Man bringt Eva Korngold nach Auschwitz. Sie überlebt das Lager, die Evakuierung, entkommt den Bewachern, findet Hilfe bei einer polnischen Bauernfamilie, schlüpft noch einmal in die Rolle eines Bauernmädchens, rettet sich vor den sowjetischen Befreiern und kehrt nach Irrwegen in ihre Heimatstadt Hrebenko zurück. Von der jüdischen Bevölkerung dort hat fast niemand überlebt.

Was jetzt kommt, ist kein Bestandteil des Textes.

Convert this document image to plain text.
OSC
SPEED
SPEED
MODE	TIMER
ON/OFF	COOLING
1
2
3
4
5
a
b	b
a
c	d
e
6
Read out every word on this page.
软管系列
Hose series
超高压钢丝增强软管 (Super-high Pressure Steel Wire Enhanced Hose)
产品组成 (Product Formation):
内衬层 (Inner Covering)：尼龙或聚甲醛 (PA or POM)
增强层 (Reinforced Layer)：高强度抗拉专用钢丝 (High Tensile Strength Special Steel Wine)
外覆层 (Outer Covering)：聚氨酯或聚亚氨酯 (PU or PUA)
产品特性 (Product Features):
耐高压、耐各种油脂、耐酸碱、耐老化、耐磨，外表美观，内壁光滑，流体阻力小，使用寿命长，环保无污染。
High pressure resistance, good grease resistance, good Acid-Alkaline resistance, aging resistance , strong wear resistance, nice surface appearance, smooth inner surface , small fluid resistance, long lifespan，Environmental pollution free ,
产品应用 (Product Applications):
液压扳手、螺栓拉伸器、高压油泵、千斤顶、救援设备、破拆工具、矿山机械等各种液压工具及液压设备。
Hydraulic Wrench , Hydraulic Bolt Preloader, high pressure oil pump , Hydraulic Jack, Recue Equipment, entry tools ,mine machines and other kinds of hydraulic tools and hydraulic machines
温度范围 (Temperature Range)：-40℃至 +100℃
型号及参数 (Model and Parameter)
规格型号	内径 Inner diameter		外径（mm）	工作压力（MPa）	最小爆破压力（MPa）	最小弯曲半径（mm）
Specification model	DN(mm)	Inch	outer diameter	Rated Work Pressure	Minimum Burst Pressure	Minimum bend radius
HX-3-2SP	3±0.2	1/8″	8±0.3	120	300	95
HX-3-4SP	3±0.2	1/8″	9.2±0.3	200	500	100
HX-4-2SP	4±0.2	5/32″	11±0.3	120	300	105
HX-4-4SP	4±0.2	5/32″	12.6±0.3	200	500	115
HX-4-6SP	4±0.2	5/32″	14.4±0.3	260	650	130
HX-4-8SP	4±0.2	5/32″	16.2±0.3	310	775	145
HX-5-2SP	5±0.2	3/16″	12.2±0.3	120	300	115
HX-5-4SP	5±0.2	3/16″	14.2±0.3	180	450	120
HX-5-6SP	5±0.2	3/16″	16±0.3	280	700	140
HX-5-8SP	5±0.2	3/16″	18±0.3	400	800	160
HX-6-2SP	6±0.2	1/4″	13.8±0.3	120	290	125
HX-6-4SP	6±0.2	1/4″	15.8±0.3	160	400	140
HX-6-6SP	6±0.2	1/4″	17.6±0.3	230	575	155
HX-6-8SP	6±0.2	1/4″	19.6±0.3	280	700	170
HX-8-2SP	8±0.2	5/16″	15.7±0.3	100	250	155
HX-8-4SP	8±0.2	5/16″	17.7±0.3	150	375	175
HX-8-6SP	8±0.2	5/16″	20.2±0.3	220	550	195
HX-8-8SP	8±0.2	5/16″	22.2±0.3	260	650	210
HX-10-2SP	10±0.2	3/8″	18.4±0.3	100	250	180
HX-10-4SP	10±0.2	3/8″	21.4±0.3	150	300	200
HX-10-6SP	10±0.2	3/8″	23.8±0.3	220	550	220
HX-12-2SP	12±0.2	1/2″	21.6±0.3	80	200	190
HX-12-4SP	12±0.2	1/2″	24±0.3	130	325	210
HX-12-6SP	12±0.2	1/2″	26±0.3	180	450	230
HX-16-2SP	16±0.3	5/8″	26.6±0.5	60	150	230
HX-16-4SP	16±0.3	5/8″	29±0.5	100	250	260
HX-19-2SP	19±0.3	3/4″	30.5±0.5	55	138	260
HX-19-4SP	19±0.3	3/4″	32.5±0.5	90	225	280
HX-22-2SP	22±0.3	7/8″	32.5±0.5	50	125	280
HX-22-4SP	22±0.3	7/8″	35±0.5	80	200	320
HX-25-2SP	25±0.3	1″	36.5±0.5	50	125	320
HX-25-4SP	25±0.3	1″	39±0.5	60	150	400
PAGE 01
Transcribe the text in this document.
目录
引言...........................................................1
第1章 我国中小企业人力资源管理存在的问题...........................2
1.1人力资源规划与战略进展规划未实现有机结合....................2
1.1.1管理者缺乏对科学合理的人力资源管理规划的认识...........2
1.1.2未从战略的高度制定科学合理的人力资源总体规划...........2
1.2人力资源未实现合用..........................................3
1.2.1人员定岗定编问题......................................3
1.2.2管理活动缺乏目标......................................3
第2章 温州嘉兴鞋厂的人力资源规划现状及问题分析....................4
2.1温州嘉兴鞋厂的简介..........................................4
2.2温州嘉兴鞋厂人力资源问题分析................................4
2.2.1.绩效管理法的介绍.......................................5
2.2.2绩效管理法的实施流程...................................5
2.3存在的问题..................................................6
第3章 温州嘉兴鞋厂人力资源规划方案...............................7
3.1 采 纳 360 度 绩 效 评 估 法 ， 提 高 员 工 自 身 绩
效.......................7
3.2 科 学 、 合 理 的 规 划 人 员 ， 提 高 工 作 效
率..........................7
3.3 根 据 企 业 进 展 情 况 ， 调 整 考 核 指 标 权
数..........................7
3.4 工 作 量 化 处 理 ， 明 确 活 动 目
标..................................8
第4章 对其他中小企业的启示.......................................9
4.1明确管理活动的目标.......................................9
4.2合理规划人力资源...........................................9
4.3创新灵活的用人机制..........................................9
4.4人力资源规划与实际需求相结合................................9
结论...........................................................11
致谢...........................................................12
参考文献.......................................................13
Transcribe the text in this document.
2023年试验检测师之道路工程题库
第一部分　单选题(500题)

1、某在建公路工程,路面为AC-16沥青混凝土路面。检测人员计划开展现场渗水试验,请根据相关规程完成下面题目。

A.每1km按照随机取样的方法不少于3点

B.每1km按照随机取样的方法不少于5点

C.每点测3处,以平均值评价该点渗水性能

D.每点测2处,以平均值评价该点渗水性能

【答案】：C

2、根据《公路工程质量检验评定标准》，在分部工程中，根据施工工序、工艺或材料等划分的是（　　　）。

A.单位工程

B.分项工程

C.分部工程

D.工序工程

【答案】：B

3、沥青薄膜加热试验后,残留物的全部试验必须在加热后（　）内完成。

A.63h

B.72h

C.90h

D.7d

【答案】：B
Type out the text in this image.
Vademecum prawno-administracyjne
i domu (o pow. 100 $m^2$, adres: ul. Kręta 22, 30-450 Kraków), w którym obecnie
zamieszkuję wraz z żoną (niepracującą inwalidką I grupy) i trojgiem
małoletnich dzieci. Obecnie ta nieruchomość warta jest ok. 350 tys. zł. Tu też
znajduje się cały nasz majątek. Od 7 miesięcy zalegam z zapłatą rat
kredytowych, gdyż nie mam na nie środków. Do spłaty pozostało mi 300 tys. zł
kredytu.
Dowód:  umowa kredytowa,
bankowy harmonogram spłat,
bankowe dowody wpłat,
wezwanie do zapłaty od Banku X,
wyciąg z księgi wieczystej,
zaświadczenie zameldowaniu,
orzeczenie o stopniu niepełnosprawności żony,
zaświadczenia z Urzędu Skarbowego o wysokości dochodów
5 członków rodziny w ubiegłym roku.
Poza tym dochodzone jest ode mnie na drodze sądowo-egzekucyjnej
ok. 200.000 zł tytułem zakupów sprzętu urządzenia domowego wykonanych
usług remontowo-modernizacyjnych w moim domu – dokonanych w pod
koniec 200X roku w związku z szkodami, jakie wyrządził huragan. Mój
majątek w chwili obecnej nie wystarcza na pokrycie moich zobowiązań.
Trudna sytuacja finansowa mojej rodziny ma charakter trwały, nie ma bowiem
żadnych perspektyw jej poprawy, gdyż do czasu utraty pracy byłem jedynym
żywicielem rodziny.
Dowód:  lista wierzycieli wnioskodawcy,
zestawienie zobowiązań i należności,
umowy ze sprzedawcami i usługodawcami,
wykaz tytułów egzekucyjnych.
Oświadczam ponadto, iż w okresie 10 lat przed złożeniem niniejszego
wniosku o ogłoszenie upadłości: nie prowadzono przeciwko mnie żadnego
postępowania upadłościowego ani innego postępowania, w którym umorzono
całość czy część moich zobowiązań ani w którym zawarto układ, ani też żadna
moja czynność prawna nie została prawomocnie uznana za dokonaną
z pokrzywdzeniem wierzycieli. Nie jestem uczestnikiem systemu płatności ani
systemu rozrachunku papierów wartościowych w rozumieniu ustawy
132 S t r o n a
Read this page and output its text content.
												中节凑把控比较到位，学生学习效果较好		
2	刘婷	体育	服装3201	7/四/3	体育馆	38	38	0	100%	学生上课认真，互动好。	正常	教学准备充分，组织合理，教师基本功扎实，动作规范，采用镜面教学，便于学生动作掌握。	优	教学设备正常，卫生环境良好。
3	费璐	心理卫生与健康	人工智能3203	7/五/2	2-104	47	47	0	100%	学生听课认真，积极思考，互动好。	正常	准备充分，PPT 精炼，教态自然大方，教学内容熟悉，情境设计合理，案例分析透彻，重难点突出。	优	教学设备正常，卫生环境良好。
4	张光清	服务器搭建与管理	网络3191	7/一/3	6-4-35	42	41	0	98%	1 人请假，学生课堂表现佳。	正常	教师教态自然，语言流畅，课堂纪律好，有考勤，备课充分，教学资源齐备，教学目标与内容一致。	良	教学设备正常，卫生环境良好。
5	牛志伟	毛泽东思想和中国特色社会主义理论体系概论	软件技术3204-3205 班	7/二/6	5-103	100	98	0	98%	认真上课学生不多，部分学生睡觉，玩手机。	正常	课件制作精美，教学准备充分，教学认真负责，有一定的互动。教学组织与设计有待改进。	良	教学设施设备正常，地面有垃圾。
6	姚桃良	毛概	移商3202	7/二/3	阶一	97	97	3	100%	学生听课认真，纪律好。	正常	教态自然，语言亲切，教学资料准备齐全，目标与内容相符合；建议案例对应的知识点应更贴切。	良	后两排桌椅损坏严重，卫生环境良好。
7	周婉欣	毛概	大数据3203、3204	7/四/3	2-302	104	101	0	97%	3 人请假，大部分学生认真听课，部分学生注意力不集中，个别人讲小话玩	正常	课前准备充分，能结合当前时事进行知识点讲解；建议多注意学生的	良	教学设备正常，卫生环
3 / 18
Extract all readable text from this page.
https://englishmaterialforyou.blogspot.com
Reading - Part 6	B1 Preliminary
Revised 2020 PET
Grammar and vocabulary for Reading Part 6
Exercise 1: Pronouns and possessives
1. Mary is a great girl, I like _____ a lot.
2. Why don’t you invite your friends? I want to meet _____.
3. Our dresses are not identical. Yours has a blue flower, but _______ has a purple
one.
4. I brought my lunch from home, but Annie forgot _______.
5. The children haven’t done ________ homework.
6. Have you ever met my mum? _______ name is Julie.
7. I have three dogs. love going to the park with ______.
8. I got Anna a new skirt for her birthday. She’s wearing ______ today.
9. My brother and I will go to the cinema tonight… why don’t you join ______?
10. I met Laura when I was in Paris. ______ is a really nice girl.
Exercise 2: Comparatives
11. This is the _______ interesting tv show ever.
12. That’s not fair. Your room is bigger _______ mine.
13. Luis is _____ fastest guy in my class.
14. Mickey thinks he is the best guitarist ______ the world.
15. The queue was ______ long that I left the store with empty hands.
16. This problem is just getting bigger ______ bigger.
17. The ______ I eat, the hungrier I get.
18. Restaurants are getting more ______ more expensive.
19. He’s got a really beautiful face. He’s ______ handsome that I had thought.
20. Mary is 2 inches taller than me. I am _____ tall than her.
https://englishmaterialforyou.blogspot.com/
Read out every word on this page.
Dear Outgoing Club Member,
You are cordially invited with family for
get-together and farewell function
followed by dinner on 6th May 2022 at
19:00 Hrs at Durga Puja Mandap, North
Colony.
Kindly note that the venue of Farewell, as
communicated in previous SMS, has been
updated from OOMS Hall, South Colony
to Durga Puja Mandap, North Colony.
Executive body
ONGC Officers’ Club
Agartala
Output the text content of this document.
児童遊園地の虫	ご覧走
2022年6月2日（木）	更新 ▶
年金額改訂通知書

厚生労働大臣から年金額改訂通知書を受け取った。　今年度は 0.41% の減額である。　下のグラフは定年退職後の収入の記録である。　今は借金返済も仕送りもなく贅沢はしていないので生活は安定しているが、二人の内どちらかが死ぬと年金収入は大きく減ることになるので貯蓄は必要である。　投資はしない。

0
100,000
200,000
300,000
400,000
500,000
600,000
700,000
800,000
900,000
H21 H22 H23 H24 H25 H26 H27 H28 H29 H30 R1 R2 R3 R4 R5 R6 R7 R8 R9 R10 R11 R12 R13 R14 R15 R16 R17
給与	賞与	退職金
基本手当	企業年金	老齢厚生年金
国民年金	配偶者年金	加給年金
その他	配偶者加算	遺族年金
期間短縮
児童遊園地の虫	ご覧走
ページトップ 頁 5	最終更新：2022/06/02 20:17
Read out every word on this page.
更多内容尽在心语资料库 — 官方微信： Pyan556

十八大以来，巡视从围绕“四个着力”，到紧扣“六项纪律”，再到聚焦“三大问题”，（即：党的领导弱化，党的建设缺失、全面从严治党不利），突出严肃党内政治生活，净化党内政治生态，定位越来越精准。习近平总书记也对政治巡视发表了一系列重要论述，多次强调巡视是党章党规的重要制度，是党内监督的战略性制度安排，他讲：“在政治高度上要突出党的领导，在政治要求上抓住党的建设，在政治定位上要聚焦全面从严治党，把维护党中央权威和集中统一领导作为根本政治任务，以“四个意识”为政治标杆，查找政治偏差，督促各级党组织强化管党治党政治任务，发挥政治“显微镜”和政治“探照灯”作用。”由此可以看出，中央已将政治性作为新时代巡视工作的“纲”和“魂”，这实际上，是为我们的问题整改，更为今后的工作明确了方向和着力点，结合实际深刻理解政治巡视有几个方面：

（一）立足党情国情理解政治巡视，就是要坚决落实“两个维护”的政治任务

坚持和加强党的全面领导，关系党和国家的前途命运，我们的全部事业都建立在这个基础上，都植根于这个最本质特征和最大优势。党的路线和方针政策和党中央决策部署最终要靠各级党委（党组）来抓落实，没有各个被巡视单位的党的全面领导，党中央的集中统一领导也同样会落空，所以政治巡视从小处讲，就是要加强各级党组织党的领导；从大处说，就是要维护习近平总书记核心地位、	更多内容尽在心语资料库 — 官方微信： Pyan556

Nach dem Krieg findet sie beim polnischen Geheimdienst, der Nazis jagt und zur Anklage bringt, Arbeit und einen neuen Lebenssinn. Der Mord an ihrem jüdischen Vorgesetzten und Lebensgefährten, der auf offener Straße von einem Antisemiten erschossen wird, beendet jäh ihre Zeit in Polen. Eva gerät als „displaced person“ nach München, schließt sich einer jüdischen Untergrundgruppe an, die nach Palästina auswandern will. Erst 1948 erreicht Eva Korngold Israel.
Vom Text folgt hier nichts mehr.